Saint Catherine Square is located north of Agios Minas, at a lower level than the temple. Saint Catherine’s Square took its name from the church of Saint Catherine, located in this area.
Saint Catherine Square is a pleasant oasis in the heart of the city. Here there are coffee for the grown-ups, while the children have plenty of space to play safely. A characteristic feature of the square is the hundreds of pigeons that many locals come to feed daily.
St. Catherine
The temple of the monastery of Saint Catherine, north-east of Ag. Minas, was formerly a founder of the Monastery of Sinai, who gave it to the Metropolitan Church of St. Minas in 1924.
The monastery of Saint Catherine was founded around the 10th century century, and the building that survives today was the main temple of the monastery. The temple was built in the 16th century century with obvious influences of Venetian architecture.

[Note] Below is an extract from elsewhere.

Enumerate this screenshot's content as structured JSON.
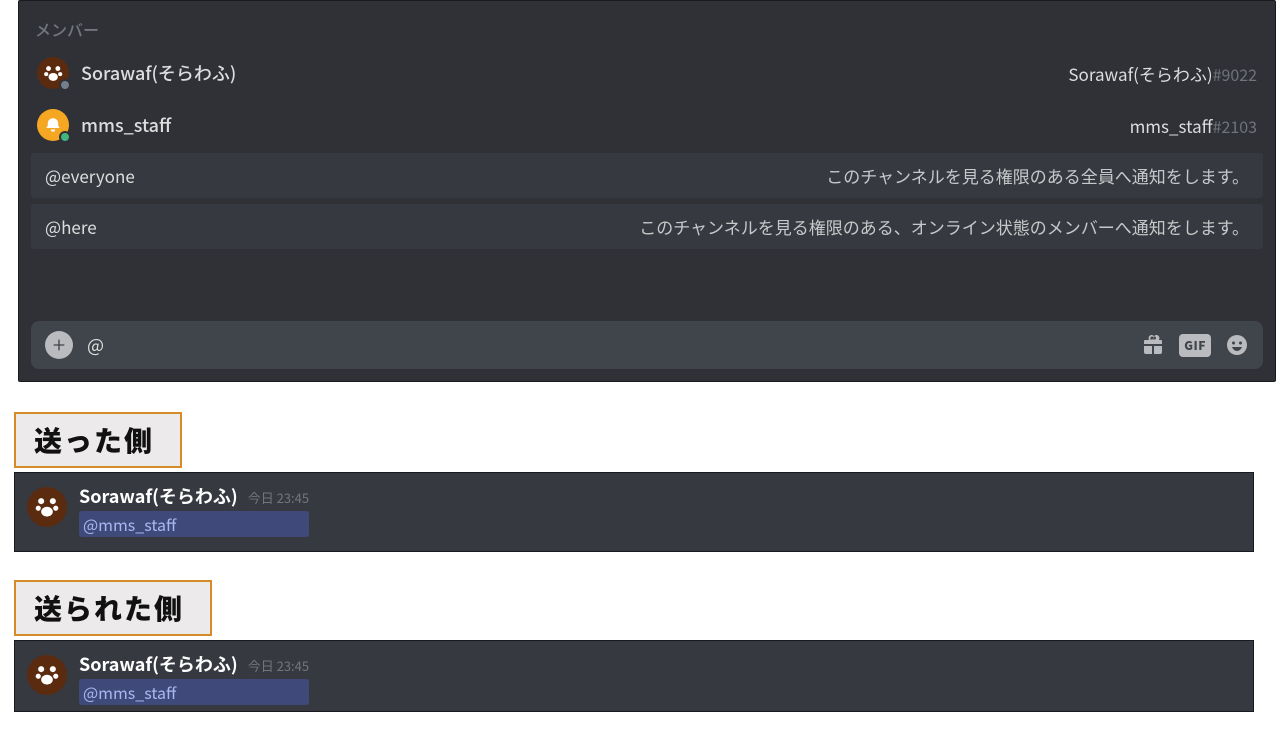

The monastery of Saint Catherine had several incomes at that time to preserve many monks. The Saint Catherine School of Sinai in the period between 1550-1640 emerges as a university education faculty where ancient Greek writers were taught Philosophy, Theology, Rhetoric and Painting. Graduates of the school excelled.
After 1669 it turned into a mosque known as the Zulfjakar Ali Mosque. As a Muslem mosque it operated until 1922 when the last Muslims left Heraklion with the exchange of populations between Greece and Turkey.
Saint Catherine since 1967 holded great exhibitions of Byzantine icons and holy objects (manuscripts, bibles, frescoes, etc.) representing six centuries of Orthodox Church history (14th – 19th centuries).
Among other things, six unique works of the famous hagiographer Michael Damaskinos, an important figure of the Cretan School, are exhibited at the site.
The temple helds annually a church service on Saint Catherine’s feast day. If you want to visit it, the exhibition is open daily 9.30-15.30. There is an entrance ticket.
The Cretan School of Hagiography
After the fall of Constantinople, the capital of the Byzantine Empire, by the Turks in 1453, Constantinopolitan painters migrated to the Venetian-occupied Crete, passing through the sacred art of hagiography.
At the end of the 15th century, the Venetian brought the Renaissance Italian painting style in Crete, which merged with the Byzantine tradition, forming a completely separate style in the 16th and 17th centuries which is called the Cretan School of Hagiography.
Its main features are the perfection of the forms, which are rendered more earthy, and the obsession on detail given with vivid color. From this artistic environment comes the great painter Dominikos Theotokopoulos, known globally as El Greco.
It should be noted that in the 1600s Heraklion had 20,000 inhabitants and 200 painters, a very high number that shows the artistic flowering in Crete. This bloom was unfortunately interrupted violently by the occupation of Heraklion by the Turks in 1669.
Among the most important representative of the Cretan School is Michael Damaskinos. Born around 1535, he studied at Heraklion and spent several years in Venice. Michael Damaskinos seems to have consolidated the rules of the Cretan School. In the church of Saint Catherine there are 6 of his creations.
Other representatives of the Cretan School are Georgios Klontzas and Theophanis Kris.